Under Maranhão state law, it is illegal to cut down babassu palm trees. But the legislation contains so many loopholes that it has ended up fuelling rather than curbing deforestation, according to environmentalists.

Another ongoing struggle waged by the quebradeiras is regaining free access to groves of babassu palm trees on private land, and preserving access to trees on public land.

Leaving locals shy of resources

The women plied their trade freely in Maranhão until 1969, when approval of a law formalising rural land ownership fomented the occupation – legal or illegal – and the fencing off of land by private owners.

Since then, the MIQCB has successfully pushed for passage of several municipal laws that have guaranteed the quebradeiras access to babassu palm trees on both public and privately-owned land. But some states have only granted the women legal access to trees on public land, leaving authorisation to harvest coconuts from babassu groves on private land up to the owner.

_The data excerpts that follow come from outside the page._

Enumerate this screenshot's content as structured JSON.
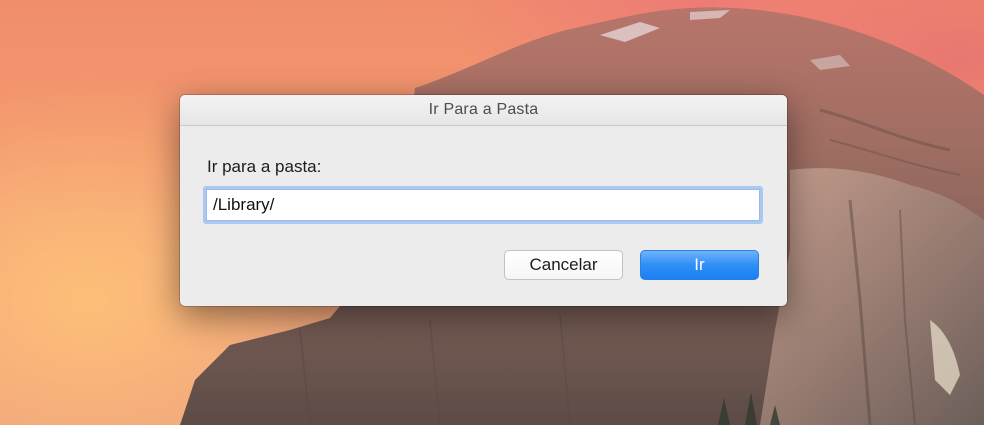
{
  "dialog": {
    "title": "Ir Para a Pasta",
    "prompt_label": "Ir para a pasta:",
    "path_value": "/Library/",
    "cancel_label": "Cancelar",
    "go_label": "Ir"
  },
  "colors": {
    "accent": "#1a7ff2",
    "focus_ring": "#a9c8f3",
    "dialog_bg": "#ececec"
  }
}
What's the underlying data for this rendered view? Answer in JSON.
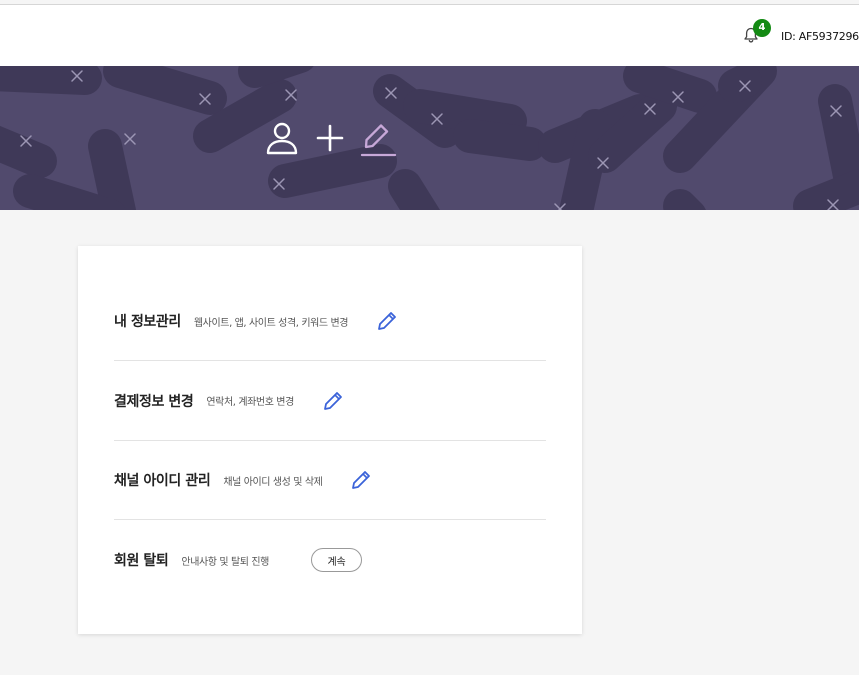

The MIQCB’s goal is a national law guaranteeing free access to the trees. A bill to that effect was introduced in the lower house of Congress in 2007, but it is not expected to be voted on any time soon.

However, the bioenergy boom could change things, with new and powerful actors fighting over babassu palm trees.

Demand for energy biomass is growing fast, said Laercio Couto, a retired professor from a state university – who now works as a consultant for large companies.

Europe and Japan are signing long-term contracts for importing millions of tons of biomass in pellets, to replace fossil fuels, he said.

One large Brazilian pulp company, for example, is planting eucalyptus trees in Maranhão to meet the demand, making use of its experience in the monoculture tree plantations to expand its business into the field of energy, Couto noted.

The retired professor has developed a technology for the intensive planting of eucalyptus, to cater to the needs of the growing bioenergy market.

In response to the demand for biomass, a sugar cane genetic improvement company in São Paulo is now trying to develop varieties that produce more fibre and less sucrose – running counter to past research.

It is difficult to escape the bioenergy fever.

Babassu palm trees grow on 185,000 square km of land in four Brazilian states, an area equivalent to half of the territory of Japan. The trees are most heavily concentrated in the south of Maranhão, in the transition zone between Brazil’s semiarid northeast and the Amazon rainforest.

They proliferate and become dominant in deforested areas, because they grow faster in shade-free places. Thus, harvesting the babassu coconuts is more similar to farming than other activities involving more widely dispersed wild-growing trees or vegetation, such as rubber-tapping in the Amazon jungle.

The challenge is to incorporate the quebradeiras into larger-scale mechanised harvesting systems, enabling them to benefit from a leap in productivity and profits as the bioenergy industry grows.